Bacaan: Markus 1 : 9 – 15 | Pujian: KJ. 29
Nats: “kata-Nya, “Saatnya telah genap; Kerajaan Allah sudah dekat. Bertobatlah dan percayalah kepada Injil!” (Ayat 15)

Pak NN adalah seorang suami yang suka pulang larut malam. Hal ini tentu membuat sang istri kecewa dan berharap agar Pak NN tidak mengulangi hal tersebut. Pak NN merasa bersalah, kemudian ia meminta maaf dan berjanji tidak akan mengulanginya lagi. Tetapi ternyata keesokan harinya Pak NN tetap melakukan hal yang sama. Sang istri dengan kesalnya mengatakan, “Jika malam ini pulang larut malam lagi, lebih baik tidur di luar!” Pak NN meminta maaf sekali lagi, tetapi kenyataannya ia justru pulang pagi dini hari. Hal ini membuat sang istri kecewa dan mengatakan, apabila Pak NN tidak pulang, ia akan membuka semua pintu rumahnya. Hal ini justru membuat Pak NN khawatir ada orang jahat yang datang ke rumah dan menganggu anak istrinya. Akhirnya Pak NN meminta maaf, ia bertobat dan tidak pernah pulang larut malam lagi.

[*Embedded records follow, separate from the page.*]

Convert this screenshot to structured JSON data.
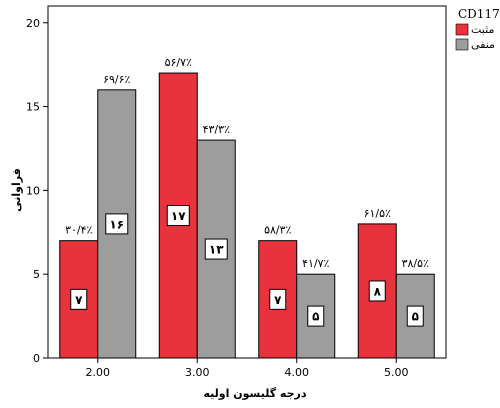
{
  "chart_data": {
    "type": "bar",
    "categories": [
      "2.00",
      "3.00",
      "4.00",
      "5.00"
    ],
    "xlabel": "درجه گلیسون اولیه",
    "ylabel": "فراوانی",
    "ylim": [
      0,
      21
    ],
    "yticks": [
      "0",
      "5",
      "10",
      "15",
      "20"
    ],
    "grid": false,
    "legend": {
      "title": "CD117",
      "placement": "top-right"
    },
    "series": [
      {
        "name": "مثبت",
        "color": "#e8333c",
        "values": [
          7,
          17,
          7,
          8
        ],
        "count_labels": [
          "۷",
          "۱۷",
          "۷",
          "۸"
        ],
        "percent_labels": [
          "۳۰/۴٪",
          "۵۶/۷٪",
          "۵۸/۳٪",
          "۶۱/۵٪"
        ]
      },
      {
        "name": "منفی",
        "color": "#9d9d9d",
        "values": [
          16,
          13,
          5,
          5
        ],
        "count_labels": [
          "۱۶",
          "۱۳",
          "۵",
          "۵"
        ],
        "percent_labels": [
          "۶۹/۶٪",
          "۴۳/۳٪",
          "۴۱/۷٪",
          "۳۸/۵٪"
        ]
      }
    ]
  }
}
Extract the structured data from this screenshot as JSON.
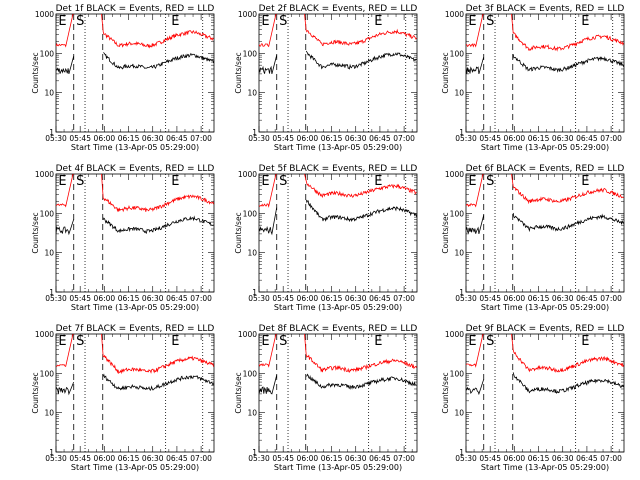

Bacaan kita saat ini menceritakan Tuhan Yesus yang mengungkapkan sebuah ajakan untuk bertobat. Markus 1:9-15 ini diawali dengan cerita pembaptisan Tuhan Yesus yang dilakukan oleh Yohanes Pembaptis. Kedua: kisah pencobaan Tuhan Yesus di padang gurun, dimana Allah meneguhkan Tuhan Yesus saat ia dicobai oleh Iblis di padang gurun. Dan ketiga: Tuhan Yesus memberitaan tentang diri-Nya yang ditandai dengan ajakan dan pemberitahuan bahwa waktunya telah genap; Kerajaan Allah sudah dekat. Bertobatlah dan percayalah kepada Injil.” (Ay. 14).

Seruan pertobatan yang kita dengar bukan hanya ditujukan kepada seorang yang berbuat jahat saja, melainkan kepada kita semua. Sebab kita adalah manusia berdosa yang seringkali melakukan kesalahan dan dosa. Pada minggu Pra Paskah saat ini, kita dipanggil Tuhan Yesus untuk bertobat. Bertobat bukan hanya sekedar meminta maaf kepada sesama atau memohon pengampunan kepada Tuhan, melainkan kita diajak untuk sungguh-sungguh menyesali dan mengakui dosa-dosa kita dan berjanji untuk tidak mengulang kesalahan kita yang sama. Sebab bertobat bukan hanya sekedar ucapan, melainkan “perubahan pikiran atau tujuan kita.” Pertobatan selalu melibatkan perubahan hidup ke arah yang lebih baik, yaitu ketika seorang meninggalkan dosa dan kembali kepada Allah. Kiranya Tuhan memampukan kita. Amin. [Ber].

“Bertobat bukan hanya dengan kata, tetapi dengan tindakan nyata.”